Politics can be a powerful opponent and Scotland, Wales and Northern Ireland are against the Team GB concept. At the moment Olympic football is effectively an Under-23 tournament with three overage players. Winter’s idea to get round the politics and age format is food for thought. “Why don’t FIFA organise a World Under-21 Championship? There isn’t one at present. FIFA and the IOC should allow the Home countries to enter separately if they qualify.”
For all the criticism of football at London 2012, the fans have embraced the tournament which is set to break the Beijing 2008 record of 2.1 million spectators. With the finals and bronze medal matches to come, the combined total for the men’s and women’s tournaments should reach 2.2 million.

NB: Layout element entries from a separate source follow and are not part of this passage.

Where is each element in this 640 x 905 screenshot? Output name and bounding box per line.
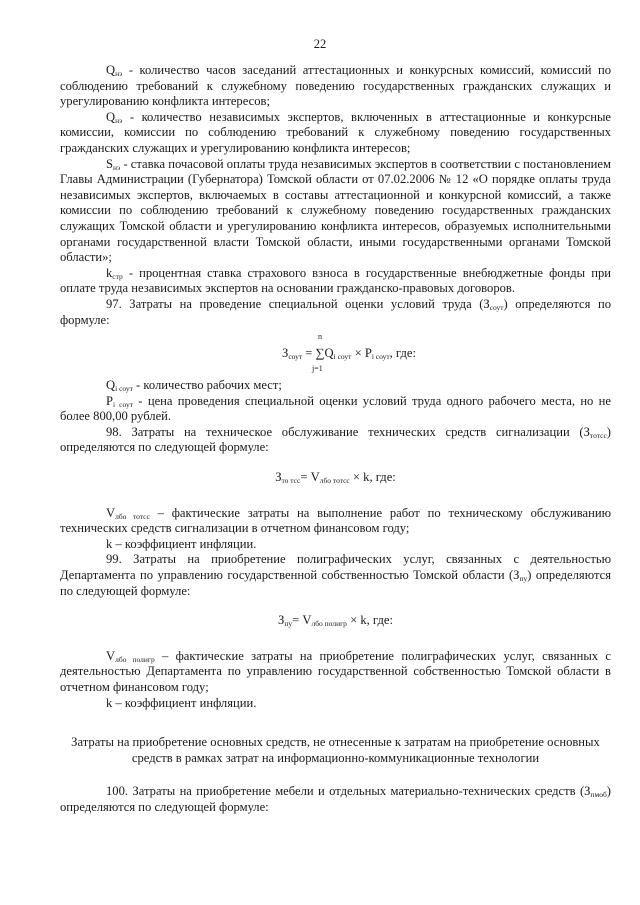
item-99-text-end: ) определяются по следующей формуле: xyxy=(60,568,611,598)
item-98 xyxy=(60,425,611,456)
formula-97 xyxy=(60,328,611,378)
definitions-99 xyxy=(60,649,611,711)
sum-lower-limit: j=1 xyxy=(312,364,323,374)
formula-99: $З_{пу}= V_{лбо полигр} \times k$, где: xyxy=(278,613,393,629)
definition-text: k – коэффициент инфляции. xyxy=(106,695,257,710)
definition-text: - цена проведения специальной оценки условий труда одного рабочего места, но не более 800,00 рублей. xyxy=(60,393,612,424)
sum-symbol: ∑ xyxy=(315,346,325,361)
formula-98: $З_{то тсс}= V_{лбо тотсс} \times k$, где: xyxy=(275,470,396,486)
definition-text: - количество рабочих мест; xyxy=(132,378,282,393)
item-97-sub: соут xyxy=(489,302,504,312)
variable-symbol: Q xyxy=(106,63,116,77)
item-100-sub: пмоб xyxy=(590,790,607,800)
variable-symbol: Q xyxy=(106,109,116,124)
variable-symbol: V xyxy=(106,648,116,663)
variable-subscript: лбо тотсс xyxy=(115,511,150,521)
definition-item xyxy=(60,110,611,157)
definitions-97 xyxy=(60,378,611,425)
definition-text: - процентная ставка страхового взноса в государственные внебюджетные фонды при оплате труда независимых экспертов на основании гражданско-правовых договоров. xyxy=(60,265,611,296)
variable-subscript: лбо полигр xyxy=(115,654,155,664)
section-heading: Затраты на приобретение основных средств, не отнесенные к затратам на приобретение основных средств в рамках затрат на информационно-коммуникационные технологии xyxy=(71,735,600,765)
definition-98-item xyxy=(60,506,611,537)
definition-text: - ставка почасовой оплаты труда независимых экспертов в соответствии с постановлением Главы Администрации (Губернатора) Томской области от 07.02.2006 № 12 «О порядке оплаты труда независимых экспертов, включаемых в составы аттестационной и конкурсной комиссий, а также комиссии по соблюдению требований к служебному поведению государственных гражданских служащих Томской области и урегулированию конфликта интересов, образуемых исполнительными органами государственной власти Томской области, иными государственными органами Томской области»; xyxy=(60,156,611,265)
item-97-text-end: ) определяются по формуле: xyxy=(60,296,611,327)
sum-upper-limit: n xyxy=(318,332,322,342)
item-99-sub: пу xyxy=(519,574,528,584)
item-100 xyxy=(60,784,611,815)
definition-97-item xyxy=(60,394,611,425)
page-number: 22 xyxy=(313,37,327,51)
item-98-text: 98. Затраты на техническое обслуживание технических средств сигнализации (З xyxy=(106,424,590,439)
item-98-text-end: ) определяются по следующей формуле: xyxy=(60,424,611,455)
variable-subscript: i соут xyxy=(113,399,133,409)
definitions-list xyxy=(60,63,611,297)
item-97 xyxy=(60,297,611,328)
definition-98-item xyxy=(60,537,611,553)
definition-text: k – коэффициент инфляции. xyxy=(106,536,257,551)
variable-symbol: S xyxy=(106,156,114,171)
definition-item xyxy=(60,266,611,297)
definition-97-item xyxy=(60,378,611,394)
definition-text: - количество независимых экспертов, включенных в аттестационные и конкурсные комиссии, комиссии по соблюдению требований к служебному поведению государственных гражданских служащих и урегулированию конфликта интересов; xyxy=(60,109,611,155)
item-100-text-end: ) определяются по следующей формуле: xyxy=(60,784,611,814)
variable-symbol: Q xyxy=(106,378,116,393)
definitions-98 xyxy=(60,506,611,553)
definition-99-item xyxy=(60,696,611,712)
variable-subscript: нэ xyxy=(115,115,123,125)
variable-subscript: нэ xyxy=(113,162,121,172)
definition-item xyxy=(60,63,611,110)
document-body xyxy=(60,63,611,816)
definition-text: – фактические затраты на выполнение работ по техническому обслуживанию технических средств сигнализации в отчетном финансовом году; xyxy=(60,505,611,536)
variable-symbol: k xyxy=(106,265,113,280)
definition-item xyxy=(60,157,611,266)
definition-text: - количество часов заседаний аттестационных и конкурсных комиссий, комиссий по соблюдению требований к служебному поведению государственных гражданских служащих и урегулированию конфликта интересов; xyxy=(60,63,611,109)
item-100-text: 100. Затраты на приобретение мебели и отдельных материально-технических средств (З xyxy=(106,784,591,799)
variable-subscript: стр xyxy=(112,271,123,281)
item-97-text: 97. Затраты на проведение специальной оценки условий труда (З xyxy=(106,296,490,311)
item-98-sub: тотсс xyxy=(589,430,607,440)
variable-subscript: i соут xyxy=(115,384,133,394)
variable-symbol: P xyxy=(106,393,114,408)
formula-97-expression: $З_{соут} = \sum Q_{i соут} \times P_{i соут}$, где: xyxy=(282,346,416,362)
definition-99-item xyxy=(60,649,611,696)
item-99 xyxy=(60,552,611,599)
definition-text: – фактические затраты на приобретение полиграфических услуг, связанных с деятельностью Департамента по управлению государственной собственностью Томской области в отчетном финансовом году; xyxy=(60,648,611,694)
variable-symbol: V xyxy=(106,505,116,520)
item-99-text: 99. Затраты на приобретение полиграфических услуг, связанных с деятельностью Департамента по управлению государственной собственностью Томской области (З xyxy=(60,552,611,583)
variable-subscript: нэ xyxy=(115,69,123,78)
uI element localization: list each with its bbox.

As England manager Roy Hodgson prepares England’s 2016 World Cup qualifying programme which begins next month and more immediately the friendly against Italy on August 15, Winter believes four of the younger members of Team GB have done themselves a power of good, enough to become regulars in the senior squad: Tom Cleverley, Daniel Sturridge, Steven Caulker and Jack Butland.
He said: “Cleverley has been called up by England but has yet to play. He showed what he can do with Manchester United before his injury last season. Sturridge [who has two caps] did well at the Olympics as did and Caulker.”
It is Birmingham City goalkeeper Butland, 19, who particularly impresses Winter. Unable to dislodge Boaz Myhill or even win a place on the subs’ bench ahead of Colin Doyle, Butland played 12 games on loan with League Two’s Cheltenham Town last season, registering seven clean sheets. Butland has represented England at all levels up to the Under-21’s and was called into the Euro 2012 squad to replace the injured John Ruddy.
“Jack Butland is now England’s number two goalkeeper,” said Winter. “I speak to [England goalkeeping coaches] Ray Clemence and Dave Watson and they have been raving about Jack for some time. They know what they are talking about. He did well for England at the Under-20 World Championship in Colombia last year. Jack will be number two to Joe Hart.”